Application roles: Applications use this role to allow applications or connections to log on to the database and to activate application roles by providing a role name and password. You cannot add users to application roles as other roles add users, and once activated, the life cycle of application permissions exists during the connection. Any individual permissions of the user may be questioned until the application permissions are checked.
You can add a user-defined database role to a fixed database role, similar to adding a user to a fixed database role by pinning the Properties window of a database role.
Security Object
A securable object is a protected resource that you can access to control. Usually it is a physical thing, or at least a numerical object that can be physically. But a securable object can also be an operation that can make some changes to a database or DB instance. For example, an administrator can grant a principal the ability to have an object. Granting this permission does not immediately change the owner of the object, it just gives the subject the ability to do it in the future.
Figure 3.8 shows most of the securable objects in the instance of SQL Server. Server-level security objects have the broadest range of including permissions that affect a principal ' s ability to make changes to all databases. The database-level scope includes all objects in a particular database, such as those used to manage users and create encryption keys. The schema scope includes all objects within the schema, basically the data structure of the database, including the tables and their data. A database can contain multiple schemas, and each schema contains a subset of a complete set of database objects.

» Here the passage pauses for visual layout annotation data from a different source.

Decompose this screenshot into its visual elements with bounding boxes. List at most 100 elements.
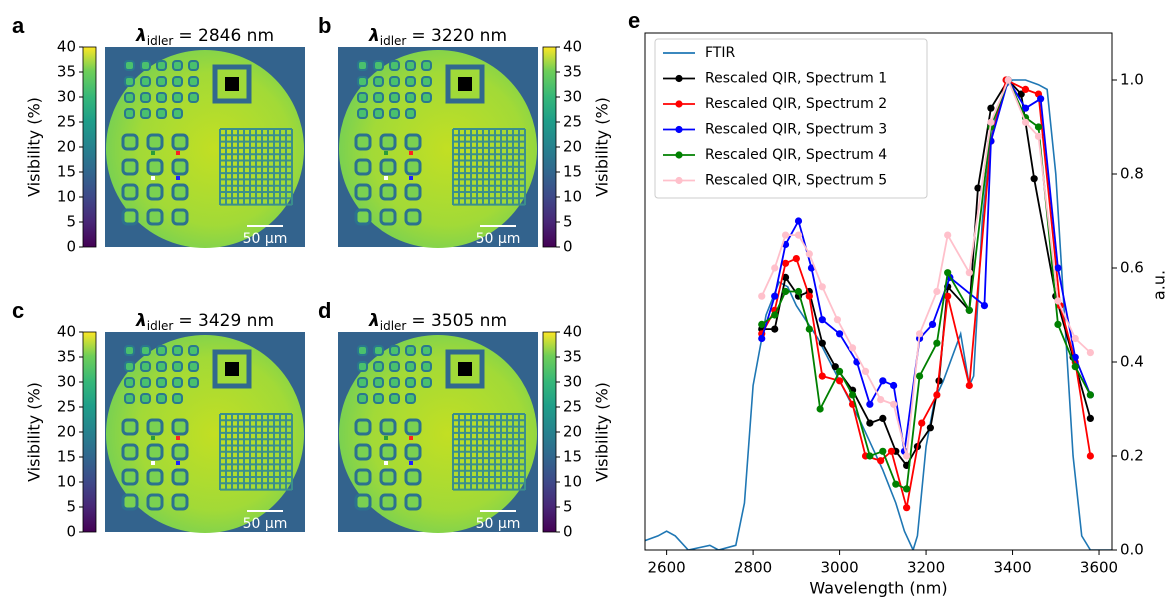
pillar xyxy=(156,345,167,356)
x-axis-label: Wavelength (nm) xyxy=(809,579,947,598)
series-marker xyxy=(805,292,813,300)
legend-marker xyxy=(675,100,683,108)
legend-label: Rescaled QIR, Spectrum 5 xyxy=(705,173,887,189)
pillar xyxy=(421,92,432,103)
pillar xyxy=(172,108,183,119)
pillar xyxy=(188,361,199,372)
y-tick-label: 0.6 xyxy=(1120,259,1144,277)
colorbar-tick-label: 20 xyxy=(57,138,76,156)
pillar xyxy=(156,108,167,119)
well xyxy=(146,493,164,511)
well xyxy=(146,158,164,176)
well xyxy=(354,133,372,151)
well xyxy=(354,418,372,436)
pillar xyxy=(140,361,151,372)
pillar xyxy=(373,393,384,404)
pillar xyxy=(140,393,151,404)
series-marker xyxy=(861,367,870,375)
series-marker xyxy=(944,269,952,277)
well xyxy=(354,493,372,511)
series-marker xyxy=(1086,349,1094,357)
pillar xyxy=(172,377,183,388)
pillar xyxy=(124,393,135,404)
well xyxy=(354,443,372,461)
well xyxy=(121,493,139,511)
series-marker xyxy=(831,363,839,371)
series-marker xyxy=(792,255,800,263)
series-marker xyxy=(915,372,924,380)
pillar xyxy=(357,393,368,404)
pillar xyxy=(124,60,135,71)
pillar xyxy=(405,76,416,87)
colorbar-tick-label: 20 xyxy=(57,423,76,441)
well xyxy=(146,183,164,201)
pillar xyxy=(357,76,368,87)
well xyxy=(379,418,397,436)
dot xyxy=(409,436,413,440)
colorbar-tick-label: 40 xyxy=(57,323,76,341)
pillar xyxy=(389,361,400,372)
series-marker xyxy=(965,306,973,314)
x-tick-label: 3000 xyxy=(820,559,858,577)
colorbar-tick-label: 0 xyxy=(563,523,573,541)
series-marker xyxy=(887,447,896,455)
series-marker xyxy=(833,316,842,324)
pillar xyxy=(172,76,183,87)
title-text: = 3429 nm xyxy=(178,311,274,331)
series-marker xyxy=(794,217,803,225)
series-marker xyxy=(818,283,826,291)
well xyxy=(146,208,164,226)
title-text: = 3220 nm xyxy=(411,26,507,46)
x-tick-label: 3600 xyxy=(1080,559,1118,577)
series-marker xyxy=(794,231,803,239)
colorbar-tick-label: 25 xyxy=(563,113,582,131)
colorbar-tick-label: 35 xyxy=(563,63,582,81)
colorbar-tick-label: 25 xyxy=(57,398,76,416)
colorbar-tick-label: 30 xyxy=(563,88,582,106)
colorbar-tick-label: 10 xyxy=(57,188,76,206)
well xyxy=(121,208,139,226)
series-marker xyxy=(1054,320,1062,328)
series-marker xyxy=(835,330,844,338)
x-tick-label: 3400 xyxy=(993,559,1031,577)
well xyxy=(379,158,397,176)
series-marker xyxy=(877,396,885,404)
well xyxy=(146,133,164,151)
series-marker xyxy=(781,287,790,296)
scale-bar-label: 50 µm xyxy=(243,516,288,532)
well xyxy=(146,418,164,436)
colorbar-tick-label: 15 xyxy=(57,163,76,181)
title-text: = 2846 nm xyxy=(178,26,274,46)
colorbar-label: Visibility (%) xyxy=(25,382,44,482)
series-marker xyxy=(915,330,924,338)
pillar xyxy=(405,377,416,388)
colorbar-tick-label: 35 xyxy=(57,63,76,81)
well xyxy=(171,183,189,201)
colorbar-tick-label: 40 xyxy=(57,38,76,56)
series-marker xyxy=(848,391,857,399)
series-marker xyxy=(933,287,941,296)
pillar xyxy=(373,377,384,388)
series-marker xyxy=(1086,414,1094,422)
y-tick-label: 0.2 xyxy=(1120,447,1144,465)
well xyxy=(121,133,139,151)
well xyxy=(404,133,422,151)
pillar xyxy=(373,92,384,103)
series-marker xyxy=(987,118,995,126)
pillar xyxy=(140,345,151,356)
y-axis-label: a.u. xyxy=(1150,270,1169,300)
pillar xyxy=(357,361,368,372)
well xyxy=(354,208,372,226)
pillar xyxy=(357,92,368,103)
pillar xyxy=(373,345,384,356)
well xyxy=(121,418,139,436)
dot xyxy=(384,436,388,440)
well xyxy=(121,183,139,201)
dot xyxy=(384,461,388,465)
series-marker xyxy=(781,231,790,239)
panel-label: a xyxy=(12,13,25,38)
pillar xyxy=(421,361,432,372)
series-marker xyxy=(771,292,779,300)
title-subscript: idler xyxy=(380,34,407,48)
well xyxy=(171,133,189,151)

The power of the schema feature is that you can specify and deny schema permissions, and these permissions apply to all objects that the schema contains.
Figure 3.8 Security objects in SQL Server
NOTE: Granting server-level permissions usually affects the small/low range of permissions. For example, granting database-level permissions might mean that principals have implicit permissions on objects in one or all of the database schemas.
This article learns about authorization, principals, and securable objects. In the next article you'll learn about permissions, giving or denying the subject the ability to do something to an object. By understanding, you can effectively leverage SQL Server's authentication and authorization granularity to tightly control database resources while allowing authorized users and processes to do their job.